Так говаривала бабушка, и я жадно внимал ей, устремив глаза вдаль и заранее с ней соглашаясь, ибо я и без того всему верил свято и нерушимо.
Так было у меня в детстве, и так утекали годы.
В ту пору годы тянулись бесконечно, проходило бог весть сколько времени, пока хоть чуть подрастешь.
Когда я, самый старший, вышел наконец из пеленок, скончался батюшка, и мне вскоре пришлось ехать в аббатство – учиться. Потом в семью вошел отчим и завел новые порядки. В доме появилась красивая мебель и утварь, старье снесли в заднюю нежилую светелку, с до коричневости протравленными стенами. В эту комнатку, выходившую в сад, наспех снесли отставную утварь, и там она в беспорядке и доживала свой век. Да и у меня появились новые мысли и устремления. Но однажды, в большие осенние каникулы, я зашел проведать старину, и мне захотелось навести в комнате порядок. Так я и сделал – тщательно обставил ее этими вещами и долго любовался тем, как меланхоличные лучи неяркого осеннего солнышка освещают и согревают их. Но мне надо было возвращаться к себе в аббатство, а когда срок учения кончился, меня занесло в отдаленный большой город.

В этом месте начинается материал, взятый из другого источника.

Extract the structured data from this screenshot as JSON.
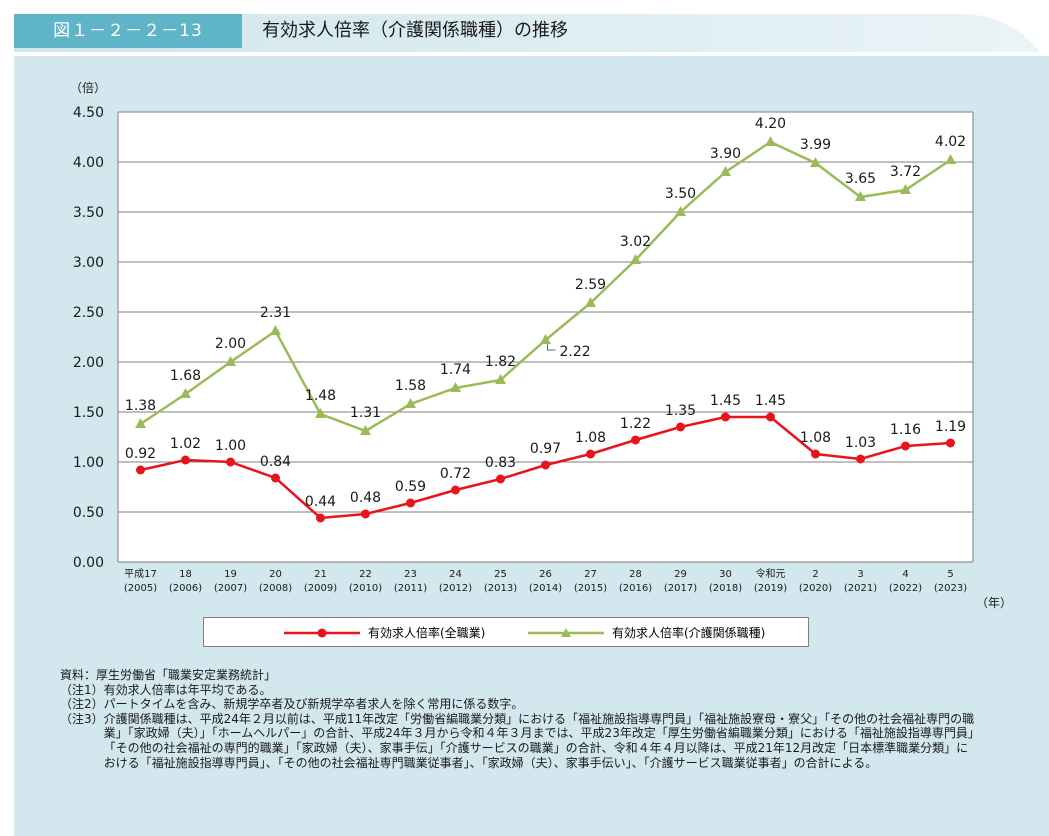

Тут наступила трудная пора, во мне заговорили устремления мужчины, и словно туманом заволокло далекую страну детства. Я кое-чего достиг, немало и претерпел, а там пришло время, когда у человека возникает желание увидеть понемногу убывающий поток своей жизни обновленным в малых детках, – я встретил славную девушку, завоевавшую мое сердце, и повел ее к алтарю. Это событие вновь вернуло меня в страну детства. Матушка так огорчалась, что слабое здоровье помешало ей помочь невесте сплести свадебный венок и присутствовать на венчальном обряде, что мы решили возместить ей эту потерю, проведя первые дни нашей совместной жизни в родном краю. Итак, мы отправились в путь, перед нами замелькали леса и горы, и в один прекрасный день вернулись мы на родное пепелище.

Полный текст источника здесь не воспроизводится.